In May 2014, Mauricio De la Maza-Benignos released a phylogeographic analysis of the genus Herichthys, which argued that the H. bartoni group (consisting of itself, H. labridens, H. molango, H. pame, H. pantostictus, H. pratinus, and H. steindachneri), along with the then-newly described H. pame, should be moved from Hericthys to a new genus, Nosferatu, on the basis of their shared monophyly and tooth morphology. This assertion was refuted by a morphometric and phylogenetic review of the H. bartoni group conducted by Mejía et al. in March 2015, which showed that the diagnostic characteristics of Nosferatu were plesiomorphic with some Herichthys species outside of the H. bartoni group, and therefore would make Nosferatu a paraphyletic group congeneric with Herichthys. This was later upheld by Oldřich Říčan's 2016 revision of the molecular phylogeny of the tribe Heroini. Nosferatu is now considered to be an invalid synonym of Hericthys by Eschmeyer's Catalog of Fishes and FishBase, and Barton's cichlid is once again considered a member of Herichthys.

In its native Mexico, it is commonly known as the "mojarra caracolera" (transl. "snail mojarra") or the Media Luna cichlid.

===Evolutionary history===
Herichthys bartoni forms a species complex with the subpopulation of Herichthys labridens found in the laguna (Note: In Latin America, the term "laguna" is typically used to refer to small freshwater lakes rather than the coastal bodies of water the term "lagoon" refers to in English. La Media Luna is ~230 km inland, and does not border the ocean.) of La Media Luna, with the two having a genetic distance of only 0.2%. Their last common ancestor is believed to have diverged from the rest of Herichthys approximately ~3 million years ago (Mya), during the Pliocene (Note: Maza-Benignos et al. state this divergence happened during the Miocene. However, this would be impossible with the figures they give: their 95% HPD interval of 1.5–4.7 Mya does not overlap with the commonly-accepted 23.03–5.333 Mya span of the Miocene at any point. Take their estimates with a grain of salt.) era, and their speciation is believed to have only happened within the past ~1 million years. Mitochondrial DNA analysis further suggests that the two species hybridized relatively recently.

==Description==
Herichthys bartoni can readily be distinguished from other members of the genus Herichthys by its black-and-white to light grey coloration in adulthood.

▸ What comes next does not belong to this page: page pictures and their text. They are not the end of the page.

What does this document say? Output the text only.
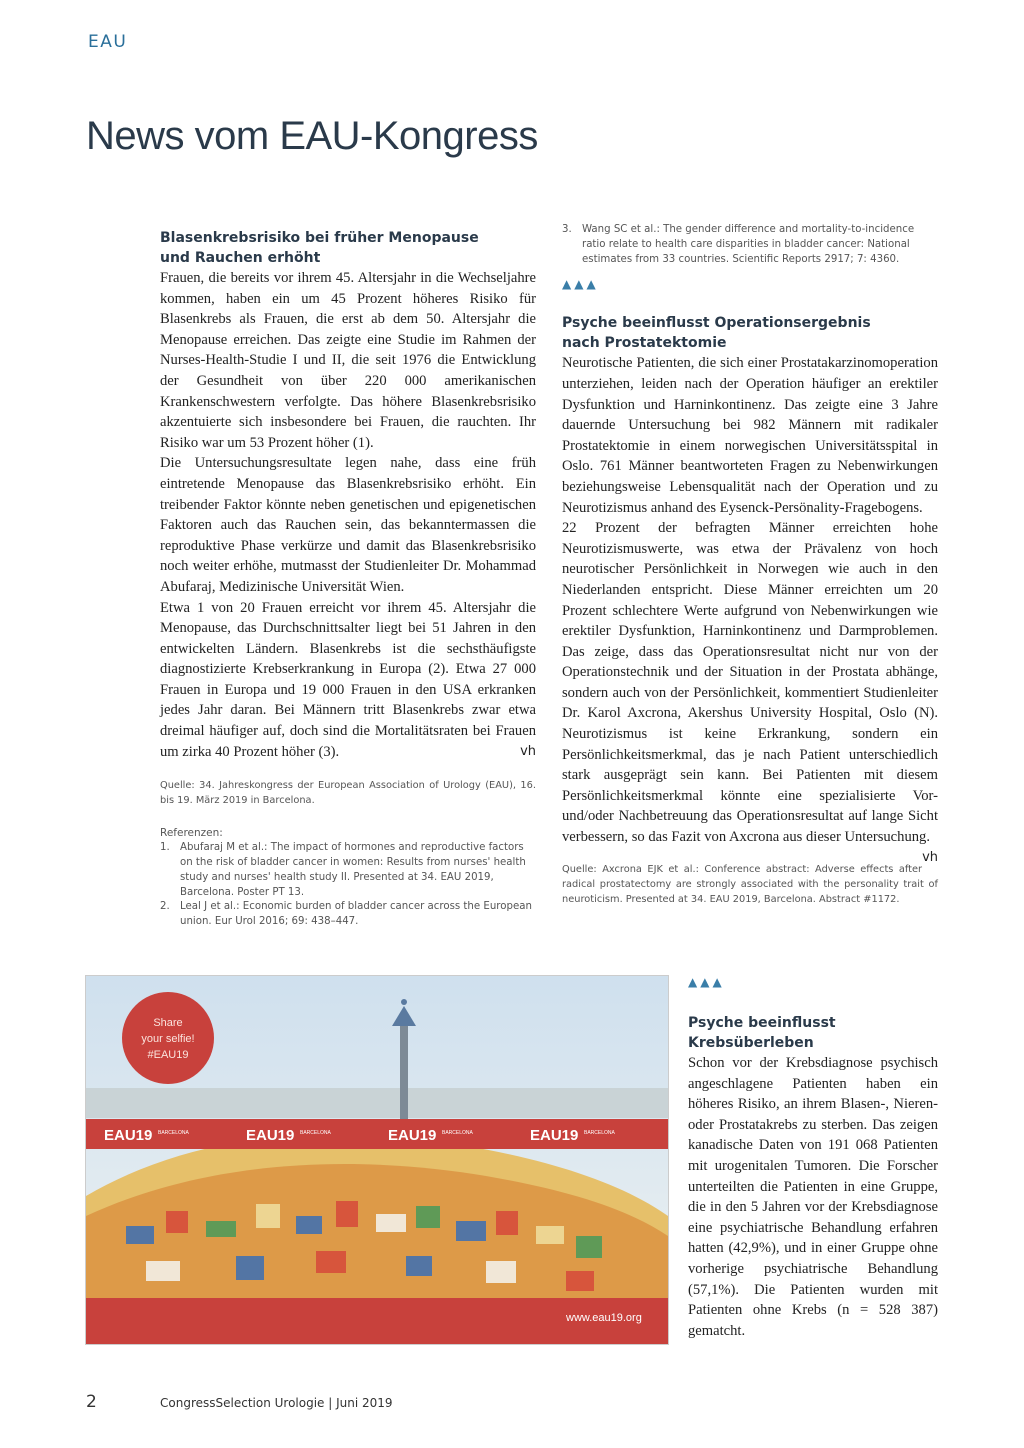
EAU
News vom EAU-Kongress

Blasenkrebsrisiko bei früher Menopause
und Rauchen erhöht

Frauen, die bereits vor ihrem 45. Altersjahr in die Wechseljahre kommen, haben ein um 45 Prozent höheres Risiko für Blasenkrebs als Frauen, die erst ab dem 50. Altersjahr die Menopause erreichen. Das zeigte eine Studie im Rahmen der Nurses-Health-Studie I und II, die seit 1976 die Entwicklung der Gesundheit von über 220 000 amerikanischen Krankenschwestern verfolgte. Das höhere Blasenkrebsrisiko akzentuierte sich insbesondere bei Frauen, die rauchten. Ihr Risiko war um 53 Prozent höher (1).

Die Untersuchungsresultate legen nahe, dass eine früh eintretende Menopause das Blasenkrebsrisiko erhöht. Ein treibender Faktor könnte neben genetischen und epigenetischen Faktoren auch das Rauchen sein, das bekanntermassen die reproduktive Phase verkürze und damit das Blasenkrebsrisiko noch weiter erhöhe, mutmasst der Studienleiter Dr. Mohammad Abufaraj, Medizinische Universität Wien.

Etwa 1 von 20 Frauen erreicht vor ihrem 45. Altersjahr die Menopause, das Durchschnittsalter liegt bei 51 Jahren in den entwickelten Ländern. Blasenkrebs ist die sechsthäufigste diagnostizierte Krebserkrankung in Europa (2). Etwa 27 000 Frauen in Europa und 19 000 Frauen in den USA erkranken jedes Jahr daran. Bei Männern tritt Blasenkrebs zwar etwa dreimal häufiger auf, doch sind die Mortalitätsraten bei Frauen um zirka 40 Prozent höher (3).	vh

Quelle: 34. Jahreskongress der European Association of Urology (EAU), 16. bis 19. März 2019 in Barcelona.

Referenzen:

1. Abufaraj M et al.: The impact of hormones and reproductive factors on the risk of bladder cancer in women: Results from nurses' health study and nurses' health study II. Presented at 34. EAU 2019, Barcelona. Poster PT 13.
2. Leal J et al.: Economic burden of bladder cancer across the European union. Eur Urol 2016; 69: 438–447.
3. Wang SC et al.: The gender difference and mortality-to-incidence ratio relate to health care disparities in bladder cancer: National estimates from 33 countries. Scientific Reports 2917; 7: 4360.
▲▲▲

Psyche beeinflusst Operationsergebnis
nach Prostatektomie

Neurotische Patienten, die sich einer Prostatakarzinomoperation unterziehen, leiden nach der Operation häufiger an erektiler Dysfunktion und Harninkontinenz. Das zeigte eine 3 Jahre dauernde Untersuchung bei 982 Männern mit radikaler Prostatektomie in einem norwegischen Universitätsspital in Oslo. 761 Männer beantworteten Fragen zu Nebenwirkungen beziehungsweise Lebensqualität nach der Operation und zu Neurotizismus anhand des Eysenck-Persönality-Fragebogens.

22 Prozent der befragten Männer erreichten hohe Neurotizismuswerte, was etwa der Prävalenz von hoch neurotischer Persönlichkeit in Norwegen wie auch in den Niederlanden entspricht. Diese Männer erreichten um 20 Prozent schlechtere Werte aufgrund von Nebenwirkungen wie erektiler Dysfunktion, Harninkontinenz und Darmproblemen. Das zeige, dass das Operationsresultat nicht nur von der Operationstechnik und der Situation in der Prostata abhänge, sondern auch von der Persönlichkeit, kommentiert Studienleiter Dr. Karol Axcrona, Akershus University Hospital, Oslo (N). Neurotizismus ist keine Erkrankung, sondern ein Persönlichkeitsmerkmal, das je nach Patient unterschiedlich stark ausgeprägt sein kann. Bei Patienten mit diesem Persönlichkeitsmerkmal könnte eine spezialisierte Vor- und/oder Nachbetreuung das Operationsresultat auf lange Sicht verbessern, so das Fazit von Axcrona aus dieser Untersuchung.
vh

Quelle: Axcrona EJK et al.: Conference abstract: Adverse effects after radical prostatectomy are strongly associated with the personality trait of neuroticism. Presented at 34. EAU 2019, Barcelona. Abstract #1172.

Share
your selfie!
#EAU19
EAU19	EAU19	EAU19	EAU19
BARCELONA	BARCELONA	BARCELONA	BARCELONA
www.eau19.org
▲▲▲

Psyche beeinflusst
Krebsüberleben

Schon vor der Krebsdiagnose psychisch angeschlagene Patienten haben ein höheres Risiko, an ihrem Blasen-, Nieren- oder Prostatakrebs zu sterben. Das zeigen kanadische Daten von 191 068 Patienten mit urogenitalen Tumoren. Die Forscher unterteilten die Patienten in eine Gruppe, die in den 5 Jahren vor der Krebsdiagnose eine psychiatrische Behandlung erfahren hatten (42,9%), und in einer Gruppe ohne vorherige psychiatrische Behandlung (57,1%). Die Patienten wurden mit Patienten ohne Krebs (n = 528 387) gematcht.

2	CongressSelection Urologie | Juni 2019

However, this species is polymorphic, and yellow and blue color morphs occur in nature as well. This species is sexually dimorphic: males have darker body coloration than females, which darkens to a deep black during breeding season, causing them to resemble a tuxedo.

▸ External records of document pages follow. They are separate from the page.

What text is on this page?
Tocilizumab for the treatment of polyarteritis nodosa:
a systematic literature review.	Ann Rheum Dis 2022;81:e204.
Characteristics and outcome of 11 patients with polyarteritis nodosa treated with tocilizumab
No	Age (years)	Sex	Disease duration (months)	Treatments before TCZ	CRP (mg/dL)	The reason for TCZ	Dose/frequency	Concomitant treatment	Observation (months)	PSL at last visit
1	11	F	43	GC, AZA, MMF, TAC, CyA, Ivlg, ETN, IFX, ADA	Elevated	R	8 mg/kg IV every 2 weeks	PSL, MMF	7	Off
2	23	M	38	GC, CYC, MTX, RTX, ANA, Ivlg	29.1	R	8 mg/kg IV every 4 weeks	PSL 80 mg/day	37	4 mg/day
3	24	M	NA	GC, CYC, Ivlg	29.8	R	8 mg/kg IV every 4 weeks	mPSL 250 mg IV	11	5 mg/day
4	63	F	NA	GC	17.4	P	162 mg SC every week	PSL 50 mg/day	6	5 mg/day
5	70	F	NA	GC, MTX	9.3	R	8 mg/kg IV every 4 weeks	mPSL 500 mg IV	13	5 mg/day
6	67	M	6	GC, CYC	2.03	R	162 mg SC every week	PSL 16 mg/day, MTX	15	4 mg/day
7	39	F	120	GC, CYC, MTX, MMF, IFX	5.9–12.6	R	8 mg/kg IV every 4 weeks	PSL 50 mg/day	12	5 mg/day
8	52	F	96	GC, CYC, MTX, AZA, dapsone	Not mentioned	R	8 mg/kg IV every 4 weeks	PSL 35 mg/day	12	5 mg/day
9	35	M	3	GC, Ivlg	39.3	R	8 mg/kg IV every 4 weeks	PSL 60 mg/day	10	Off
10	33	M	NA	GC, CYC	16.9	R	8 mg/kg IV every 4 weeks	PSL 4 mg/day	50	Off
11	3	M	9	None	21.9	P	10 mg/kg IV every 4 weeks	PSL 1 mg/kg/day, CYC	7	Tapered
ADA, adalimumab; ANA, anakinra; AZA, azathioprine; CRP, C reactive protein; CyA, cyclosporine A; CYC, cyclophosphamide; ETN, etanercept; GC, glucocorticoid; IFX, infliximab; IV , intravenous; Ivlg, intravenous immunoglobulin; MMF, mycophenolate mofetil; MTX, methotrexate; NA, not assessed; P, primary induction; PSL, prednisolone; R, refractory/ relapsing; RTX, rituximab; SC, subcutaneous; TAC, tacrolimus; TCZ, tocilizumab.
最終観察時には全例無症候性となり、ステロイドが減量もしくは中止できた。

==Distribution and habitat==
The distribution of Herichthys bartoni is restricted to the upper Panuco River basin, particularly the upper Rio Verde, La Media Luna, and its surrounding river systems.

==Ecology and behavior==
Barton's cichlid is sympatric with its close relative Herichthys labridens, and is known to occur alongside several other species of fish, including the banded astynax (Psalidodon fasciatus), the blackstripe minnow (Tampichthys rasconis), the Rio Verde catfish (Ictalurus mexicanus), the striped goodeid (Ataeniobius toweri), and the invasive tilapia (Oreochromis sp.).

==Conservation status==
Due to its decreasing population size, narrow geographic distribution, and the ongoing deterioration of its natural habitat, the IUCN Red List considers Barton's cichlid to be an endangered species. It is protected by federal Mexican law as a "species at risk" under Regulatory Annex III of NOM-059-SEMARNAT-2010. On June 7, 2003, La Media Luna was declared a protected natural area of San Luis Potosí, administered by the Secretariat of Environment and Natural Resources (SEMARNAT); the IUCN estimates that somewhere between 71 and 80% of its total population lives within this protected area.

In June 1956, surveying conducted by Louisiana State University indicated that it was one of the most abundant species of fish in La Media Luna at the time, comprising roughly 40% of the fish collected in the area. By 2006, however, its abundance in the area had plummeted to just 3.6%, and in 2017, it was determined to be one of the least abundant species in the laguna's nearby streams, creeks, and rivers.